Anno di pubblicazione: 2013

La storia del potere locale, strettamente intrecciato con le dinamiche delle gerarchie urbane, è il filo conduttore di questo volume dedicato alle vicende di un centro urbano di medie dimensioni nel Sud-est siciliano, Noto, lungo l’arco temporale della prima metà dell’800, con attenzione ai precedenti e alle modificazioni intervenute nel tessuto socio-economico. L’a., che pratica interessi per lo studio dei gruppi dirigenti, affronta l’argomento sulla base di una corposa ricerca documentaria, all’interno della quale nell’economia del lavoro privilegia l’analisi delle Liste degli eleggibili, da cui ricava una serie di dati quantitativi organizzati in interessanti tabelle da cui si deducono elementi anagrafici, reti parentali, professioni, redditi patrimoniali. In parallelo risultano significative, per la lettura del sistema relazionale delle élite, le mappe sui luoghi della comunicazione nei distretti di Siracusa e Noto: circoli, case di conversazione, caffè.

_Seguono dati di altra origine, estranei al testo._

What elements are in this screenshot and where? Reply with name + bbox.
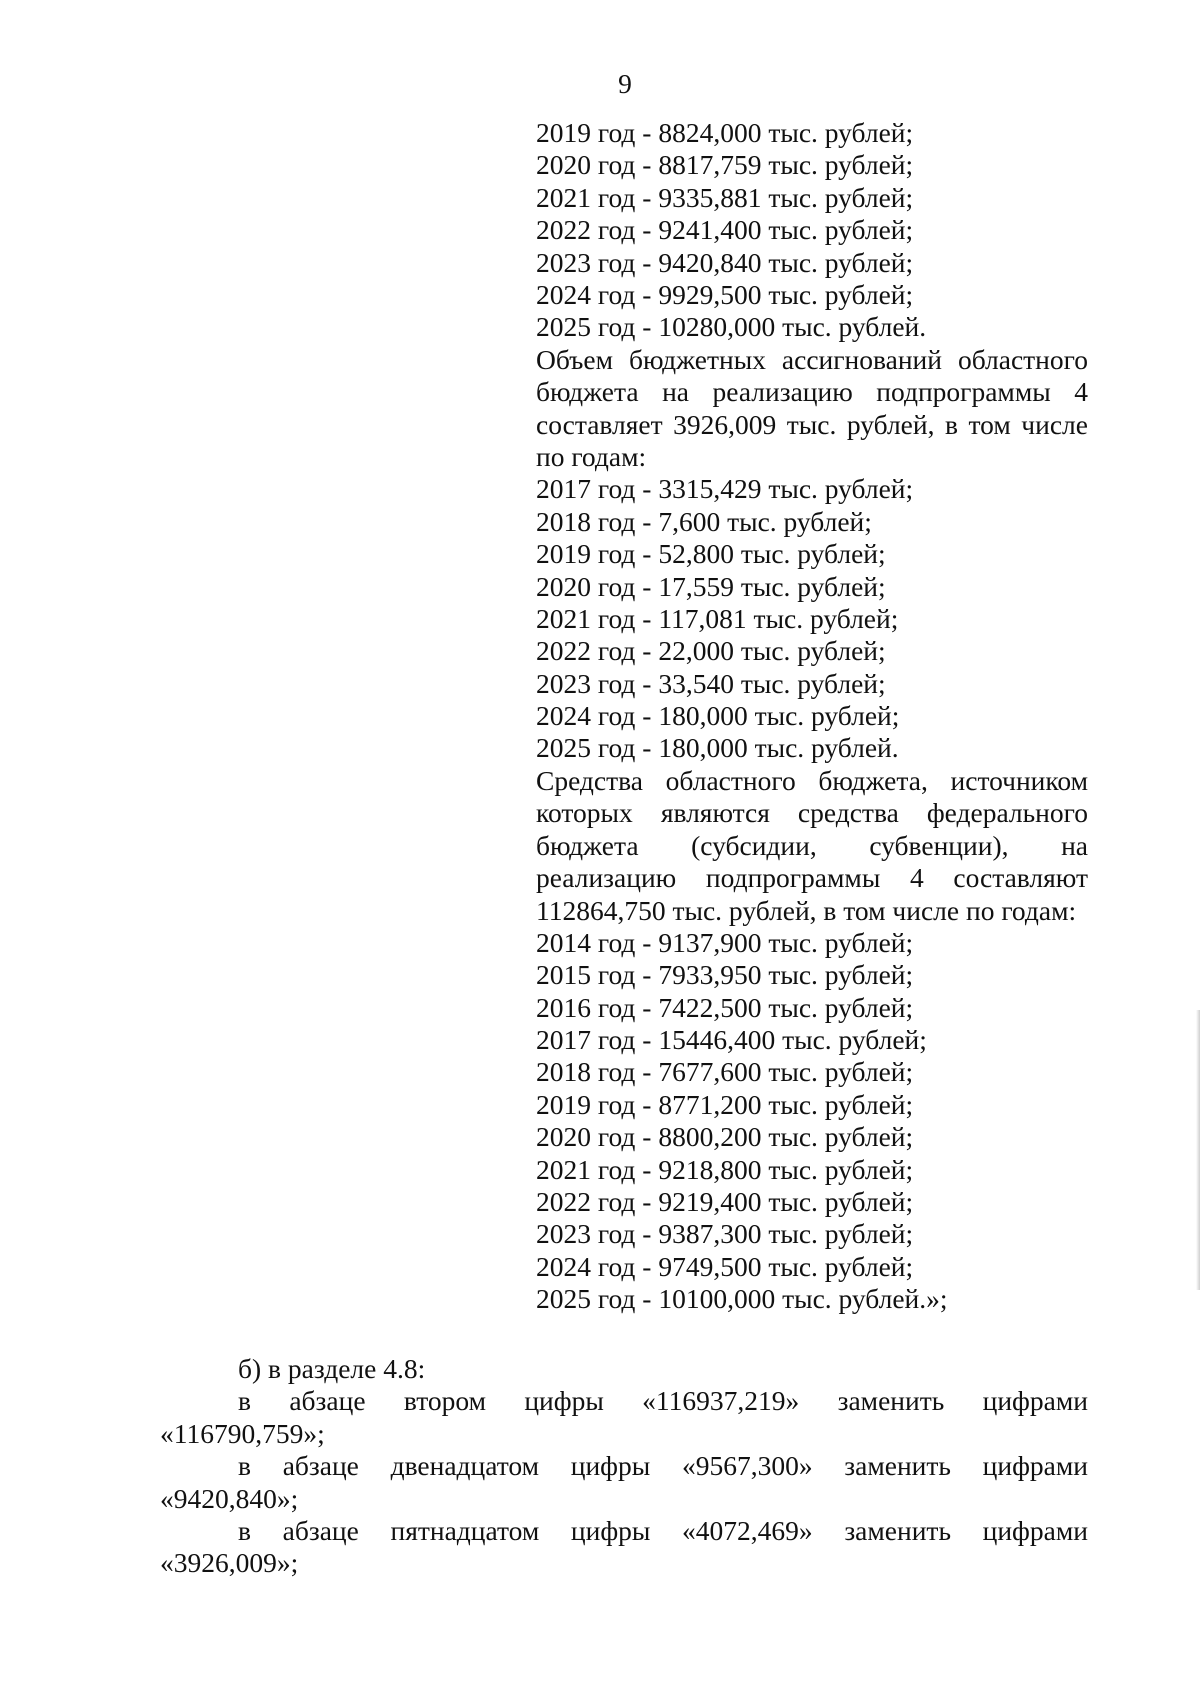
word: цифрами (982, 1450, 1088, 1482)
word: двенадцатом (390, 1450, 540, 1482)
word: втором (403, 1385, 486, 1417)
list-item: 2020 год - 8817,759 тыс. рублей; (536, 149, 914, 181)
scan-edge-shadow (1196, 1010, 1200, 1290)
list-item: 2017 год - 3315,429 тыс. рублей; (536, 473, 914, 505)
list-item: 2019 год - 8824,000 тыс. рублей; (536, 117, 914, 148)
list-item: 2016 год - 7422,500 тыс. рублей; (536, 991, 914, 1023)
new-value: «3926,009»; (160, 1547, 299, 1579)
new-value: «116790,759»; (160, 1417, 325, 1449)
new-value: «9420,840»; (160, 1482, 299, 1514)
list-item: 2024 год - 9929,500 тыс. рублей; (536, 278, 914, 310)
amendment-line (160, 1515, 1088, 1547)
year-list-a (536, 117, 1088, 344)
list-item: 2018 год - 7677,600 тыс. рублей; (536, 1056, 914, 1088)
list-item: 2024 год - 9749,500 тыс. рублей; (536, 1250, 914, 1282)
list-item: 2014 год - 9137,900 тыс. рублей; (536, 926, 914, 958)
amendment-line (160, 1450, 1088, 1482)
list-item: 2019 год - 8771,200 тыс. рублей; (536, 1088, 914, 1120)
word: цифры (570, 1514, 651, 1546)
list-item: 2023 год - 33,540 тыс. рублей; (536, 667, 886, 699)
paragraph-federal-funds: Средства областного бюджета, источником которых являются средства федерального бюджета (субсидии, субвенции), на реализацию подпрограммы 4 составляют 112864,750 тыс. рублей, в том числе по годам: (536, 764, 1088, 926)
word: заменить (837, 1385, 945, 1417)
list-item: 2022 год - 9219,400 тыс. рублей; (536, 1186, 914, 1218)
word: абзаце (289, 1385, 366, 1417)
word: цифрами (982, 1514, 1088, 1546)
word: в (238, 1450, 251, 1482)
amendments-heading: б) в разделе 4.8: (238, 1353, 426, 1384)
list-item: 2015 год - 7933,950 тыс. рублей; (536, 959, 914, 991)
right-column (536, 117, 1088, 1316)
amendment-line (160, 1385, 1088, 1417)
list-item: 2018 год - 7,600 тыс. рублей; (536, 505, 872, 537)
list-item: 2019 год - 52,800 тыс. рублей; (536, 538, 886, 570)
page-number: 9 (618, 68, 632, 99)
paragraph-regional-budget: Объем бюджетных ассигнований областного бюджета на реализацию подпрограммы 4 составляет 3926,009 тыс. рублей, в том числе по годам: (536, 343, 1088, 472)
word: абзаце (282, 1450, 359, 1482)
list-item: 2023 год - 9387,300 тыс. рублей; (536, 1218, 914, 1250)
word: в (238, 1385, 251, 1417)
amendment-item (160, 1515, 1088, 1580)
amendment-item (160, 1385, 1088, 1450)
list-item: 2025 год - 10100,000 тыс. рублей.»; (536, 1283, 948, 1315)
word: цифры (570, 1450, 651, 1482)
list-item: 2021 год - 9335,881 тыс. рублей; (536, 181, 914, 213)
list-item: 2025 год - 10280,000 тыс. рублей. (536, 311, 927, 343)
word: заменить (844, 1514, 951, 1546)
old-value: «116937,219» (642, 1385, 800, 1417)
list-item: 2024 год - 180,000 тыс. рублей; (536, 700, 900, 732)
year-list-c (536, 927, 1088, 1316)
old-value: «4072,469» (682, 1514, 813, 1546)
list-item: 2021 год - 9218,800 тыс. рублей; (536, 1153, 914, 1185)
list-item: 2023 год - 9420,840 тыс. рублей; (536, 246, 914, 278)
list-item: 2020 год - 8800,200 тыс. рублей; (536, 1121, 914, 1153)
list-item: 2017 год - 15446,400 тыс. рублей; (536, 1024, 927, 1056)
old-value: «9567,300» (681, 1450, 813, 1482)
word: цифры (524, 1385, 604, 1417)
list-item: 2022 год - 9241,400 тыс. рублей; (536, 214, 914, 246)
word: в (238, 1514, 251, 1546)
word: пятнадцатом (390, 1514, 540, 1546)
list-item: 2020 год - 17,559 тыс. рублей; (536, 570, 886, 602)
word: заменить (844, 1450, 951, 1482)
year-list-b (536, 473, 1088, 765)
word: цифрами (982, 1385, 1088, 1417)
amendment-item (160, 1450, 1088, 1515)
list-item: 2025 год - 180,000 тыс. рублей. (536, 732, 899, 764)
word: абзаце (282, 1514, 359, 1546)
list-item: 2022 год - 22,000 тыс. рублей; (536, 635, 886, 667)
list-item: 2021 год - 117,081 тыс. рублей; (536, 602, 899, 634)
amendments-section (160, 1353, 1088, 1580)
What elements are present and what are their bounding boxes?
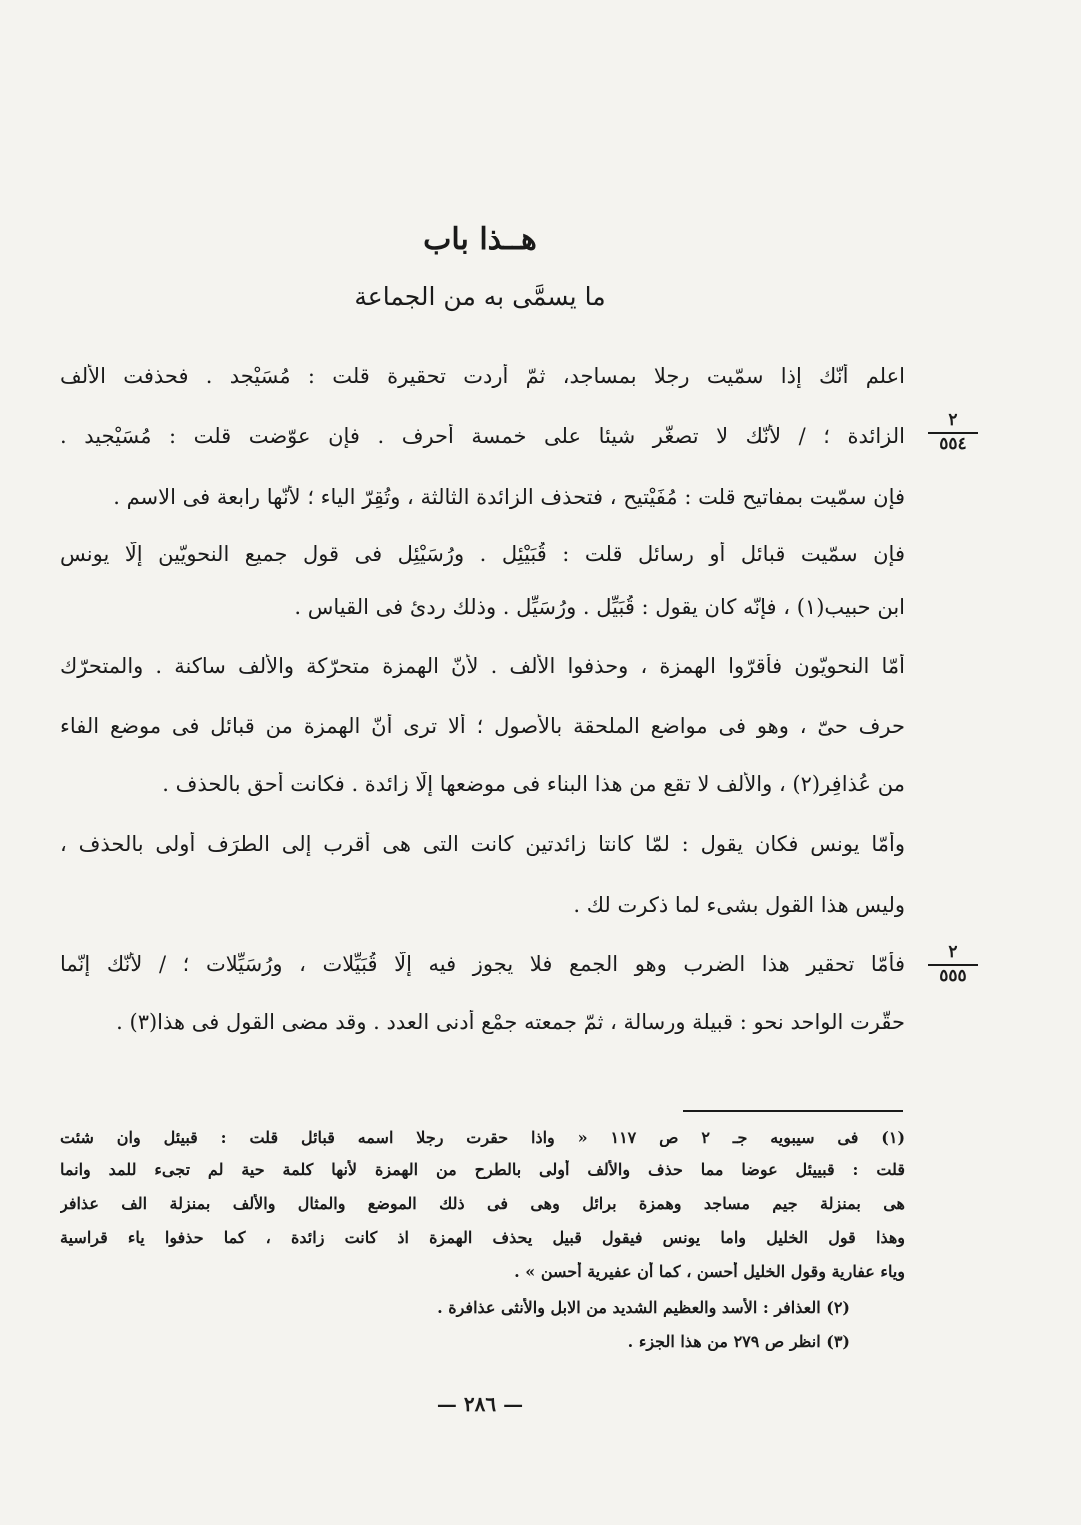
footnote-line: هى بمنزلة جيم مساجد وهمزة برائل وهى فى ذلك الموضع والمثال والألف بمنزلة الف عذافر — [60, 1194, 905, 1213]
body-line: حقّرت الواحد نحو : قبيلة ورسالة ، ثمّ جمعته جمْع أدنى العدد . وقد مضى القول فى هذا(٣) . — [116, 1010, 905, 1034]
margin-page-marker — [928, 944, 978, 986]
body-line: فأمّا تحقير هذا الضرب وهو الجمع فلا يجوز فيه إلّا قُبَيِّلات ، ورُسَيِّلات ؛ / لأنّك إنّما — [60, 952, 905, 976]
body-line: اعلم أنّك إذا سمّيت رجلا بمساجد، ثمّ أردت تحقيرة قلت : مُسَيْجد . فحذفت الألف — [60, 364, 905, 388]
marker-volume: ٢ — [928, 412, 978, 434]
footnote-line: (٢) العذافر : الأسد والعظيم الشديد من الابل والأنثى عذافرة . — [437, 1298, 850, 1317]
marker-page: ٥٥٥ — [939, 965, 967, 986]
body-line: حرف حىّ ، وهو فى مواضع الملحقة بالأصول ؛ ألا ترى أنّ الهمزة من قبائل فى موضع الفاء — [60, 714, 905, 738]
body-line: وأمّا يونس فكان يقول : لمّا كانتا زائدتين كانت التى هى أقرب إلى الطرَف أولى بالحذف ، — [60, 832, 905, 856]
footnote-line: (١) فى سيبويه جـ ٢ ص ١١٧ « واذا حقرت رجلا اسمه قبائل قلت : قبيئل وان شئت — [60, 1128, 905, 1147]
chapter-subtitle: ما يسمَّى به من الجماعة — [354, 282, 606, 311]
footnote-line: قلت : قبييئل عوضا مما حذف والألف أولى بالطرح من الهمزة لأنها كلمة حية لم تجىء للمد وانما — [60, 1160, 905, 1179]
marker-volume: ٢ — [928, 944, 978, 966]
body-line: فإن سمّيت بمفاتيح قلت : مُفَيْتيح ، فتحذف الزائدة الثالثة ، وتُقِرّ الياء ؛ لأنّها رابعة فى الاسم . — [113, 485, 905, 509]
body-line: فإن سمّيت قبائل أو رسائل قلت : قُبَيْئِل . ورُسَيْئِل فى قول جميع النحويّين إلّا يونس — [60, 542, 905, 566]
chapter-title: هــذا باب — [423, 222, 537, 257]
body-line: من عُذافِر(٢) ، والألف لا تقع من هذا البناء فى موضعها إلّا زائدة . فكانت أحق بالحذف . — [162, 772, 905, 796]
body-line: الزائدة ؛ / لأنّك لا تصغّر شيئا على خمسة أحرف . فإن عوّضت قلت : مُسَيْجيد . — [60, 424, 905, 448]
footnote-divider — [683, 1110, 903, 1112]
margin-page-marker — [928, 412, 978, 454]
footnote-line: وهذا قول الخليل واما يونس فيقول قبيل يحذف الهمزة اذ كانت زائدة ، كما حذفوا ياء قراسية — [60, 1228, 905, 1247]
footnote-line: وياء عفارية وقول الخليل أحسن ، كما أن عفيرية أحسن » . — [514, 1262, 905, 1281]
body-line: ابن حبيب(١) ، فإنّه كان يقول : قُبَيِّل . ورُسَيِّل . وذلك ردئ فى القياس . — [294, 595, 905, 619]
page-number: — ٢٨٦ — — [436, 1392, 524, 1416]
footnote-line: (٣) انظر ص ٢٧٩ من هذا الجزء . — [627, 1332, 850, 1351]
marker-page: ٥٥٤ — [939, 433, 967, 454]
body-line: وليس هذا القول بشىء لما ذكرت لك . — [573, 893, 905, 917]
body-line: أمّا النحويّون فأقرّوا الهمزة ، وحذفوا الألف . لأنّ الهمزة متحرّكة والألف ساكنة . والمتحرّك — [60, 654, 905, 678]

Il banco di prova per il notabilato sembra essere, tra nuovi assetti amministrativi, stagioni rivoluzionarie e successive normalizzazioni, quello della contesa per il riconoscimento di capoluogo che viene assegnato dalla riforma del 1816-1817 a Siracusa con una decisione che viene messa in discussione in occasione dei moti del 1837 che si diffondono con l’epidemia di colera. In tale congiuntura, le ragioni più profonde di miseria, di malessere fiscale, di carenze igienico sanitarie vengono oscurate dalla propaganda: da quella che denuncia la presenza di agitatori liberali (anche stranieri) e da quella di segno opposto contenuta in un manifesto stampato a Siracusa in cui si accusa l’autorità governativa di responsabilità diretta nella diffusione del morbo (p. 180). La conseguenza è che il ruolo di Capovalle passa nell’agosto del 1837 a Noto, mentre per Siracusa si costruisce l’immagine della città liberale sacrificata alla causa borbonica. Dopo i turbinosi anni ’30, sono le tradizionali spinte autonomistiche, insieme all’inefficacia dell’iniziativa riformatrice del governo e ai limiti della macchina burocratica, a indebolire il regime ferdinandeo. Non è perciò casuale che in un sistema in crisi, molti interessi ruotino – come accade in altre realtà provinciali – intorno alla conservazione o meno del ruolo di capoluogo. Fino al successivo rivolgimento che riaccende la disputa tra Noto e Siracusa, prima a vantaggio di quest’ultima nel 1848 e poi con il ritorno nel ’49 del riconoscimento di Capovalle a Noto (p. 211). Il caso di studio affrontato dall’a. offre in sostanza una serie di conferme ai numerosi studi di storia urbana e sociale, da cui emerge un profilo delle classi dirigenti ottocentesche con riferimento ai prerequisiti, alla formazione culturale, alla militanza politica, ai processi di mobilità. Una tematica articolata e complessa rispetto alla quale sarebbe stato opportuno – per valorizzare storiograficamente il contributo – un più attento sguardo comparativo con le altre vicende territoriali del Mezzogiorno, anche continentale.